Çok yazık oldu!
Neye kızalım bilemiyoruz. Beşiktaş'ın maç boyunca üstün oynayıp maçı kaybetmesine mi kızalım? Son dakikalarda, o ana kadar çok iyi oynamış Gökhan'ın adamını kaçırıp penaltı olmasına mı kızalım? Böylesine önemli bir maçta acemi bir Sloven hakemin verdiği penaltıya mı kızalım? Yoksa cömertçe harcanan pozisyonlarla gelmeyen Beşiktaş gollerine mi yanalım? Dedik ya dün akşam Beşiktaş adına üzülecek çok şey vardı. Dinamo Bükreş'i öyle bir büyütmüşüz ki, sanki Avrupa'nın en büyüklerinden biri. Vasat Rumen Ligi'nde her maçını kazandı diye sürekli medyada büyütülen D.Bükreş, sıradan bir takım. Hiçbir hattıyla Beşiktaş'tan üstün değil. Ama maçı kazandılar. Beşiktaş ise Avrupa'ya mucize olmazsa dün gece veda etti. Beşiktaş maç başı ve sonunda yediği iki golde de hatalıydı. Her iki golde de konsantrasyon kaybıyla kaçırılan adamlar ve gelen Bükreş golleri üzüntümüzü daha da artırıyor. Maça baktığımızda Beşiktaş iyi oynadı. İyi oynamaktan da öte rakibini baskı altında tuttu ve insiyatifi hep elinde bulundurdu.

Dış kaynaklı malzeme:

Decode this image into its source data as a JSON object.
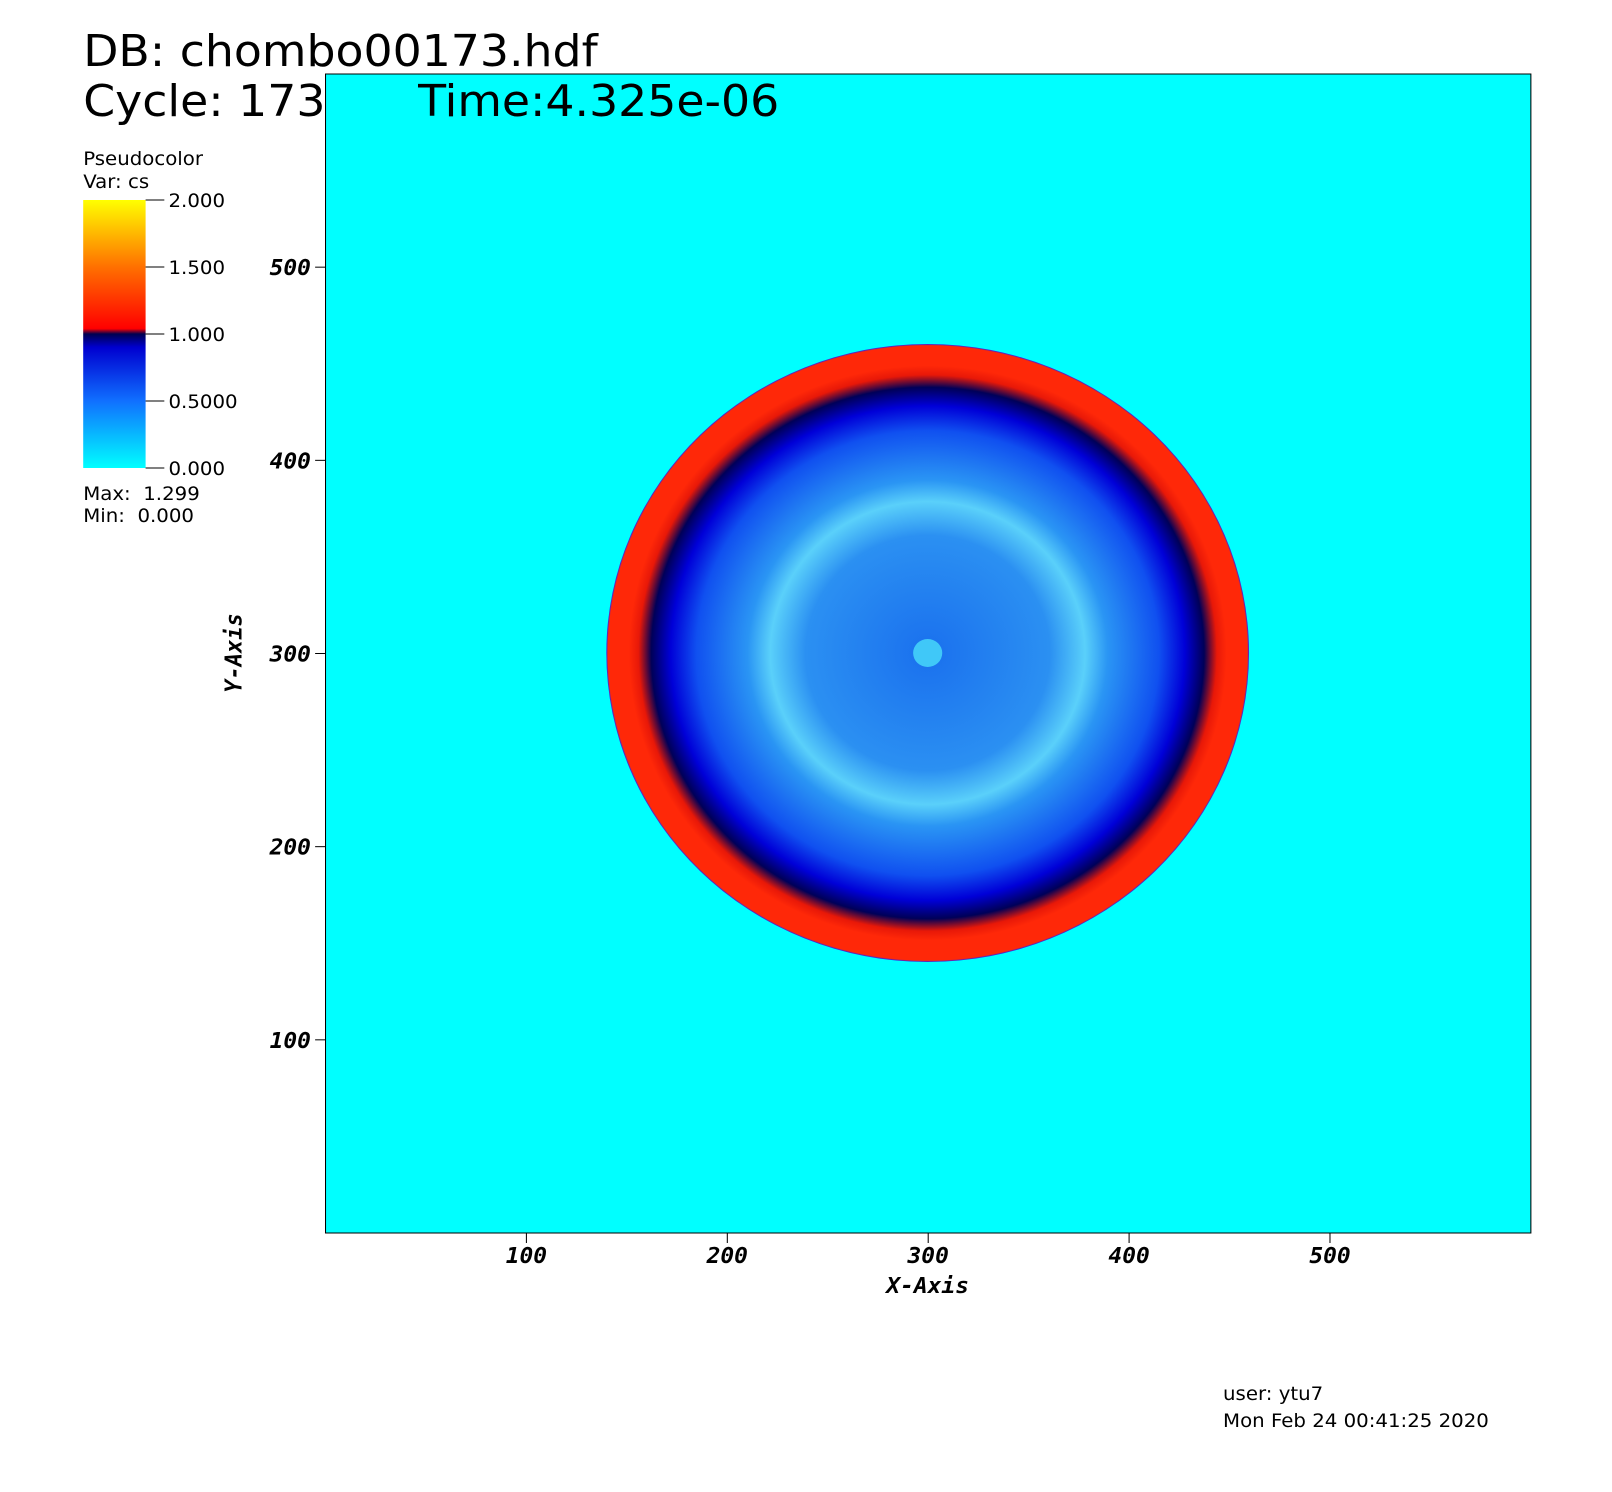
{
  "chart_data": {
    "type": "pseudocolor",
    "title": "DB: chombo00173.hdf",
    "cycle": "Cycle: 173",
    "time": "Time:4.325e-06",
    "legend_title": "Pseudocolor",
    "legend_var": "Var: cs",
    "legend_max": "Max:  1.299",
    "legend_min": "Min:  0.000",
    "colorbar_lim": [
      0,
      2
    ],
    "colorbar_ticks": [
      {
        "value": 0,
        "label": "0.000"
      },
      {
        "value": 0.5,
        "label": "0.5000"
      },
      {
        "value": 1,
        "label": "1.000"
      },
      {
        "value": 1.5,
        "label": "1.500"
      },
      {
        "value": 2,
        "label": "2.000"
      }
    ],
    "xlabel": "X-Axis",
    "ylabel": "Y-Axis",
    "xlim": [
      0,
      600
    ],
    "ylim": [
      0,
      600
    ],
    "xticks": [
      100,
      200,
      300,
      400,
      500
    ],
    "yticks": [
      100,
      200,
      300,
      400,
      500
    ],
    "user": "user: ytu7",
    "date": "Mon Feb 24 00:41:25 2020"
  }
}
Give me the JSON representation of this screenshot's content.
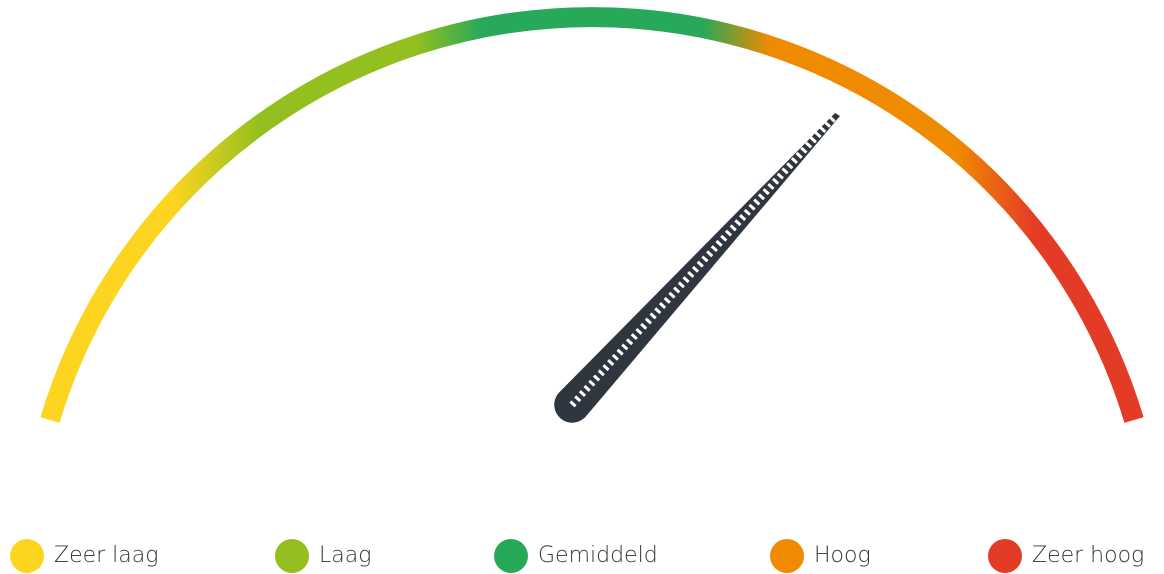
{
  "legend": [
    {
      "label": "Zeer laag",
      "color": "#fdd520"
    },
    {
      "label": "Laag",
      "color": "#93bf1f"
    },
    {
      "label": "Gemiddeld",
      "color": "#27a959"
    },
    {
      "label": "Hoog",
      "color": "#f08a00"
    },
    {
      "label": "Zeer hoog",
      "color": "#e43b26"
    }
  ]
}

UÇUP GİDEN HAYALLER Delgado'yu Türkiye'ye geldiğinden beri ilk defa bu kadar iyi ve istekli gördük. Ama Beşiktaş 1-1'den sonra maçı kopartmalıydı. İkinci golü bulup maçı alacağı öyle pozisyonlar yakaladı ki, harcanan bu fırsatlar futbolun evrensel lafını bir kez daha gündeme getirdi: 'Atamayana atarlar'. Gerçekten de öyle oldu. Galibiyet ha geldi ha gelecek derken pis bir top ve Gökhan'ın arkasına sızan bir Rumen, Beşiktaş'ın sonunu getirdi. Gökhan, Milli Takım'ın önemli bir oyuncusu. Dün gece de iyi oynadı ama sen iyiysen böyle hatalar yapmayacaksın. Adamını kaçırdı, ayağını rakibe soktu, rakip de kendini attı. Sloven hakem zaten çalmak için fırsat kolluyordu. Bastı penaltıyı, attı Gökhan'ı. Ondan sonra da "Ben ev sahibini kollayan bir hakem değilim" dercesine iki Rumen'i daha oyundan attı. Yandığımız, sadece hakem kararları değil, Beşiktaş'ın iyi oynadığı, rahatça alabileceği bir deplasman maçının kaybedilmesi ve uçup giden Avrupa hayalleri.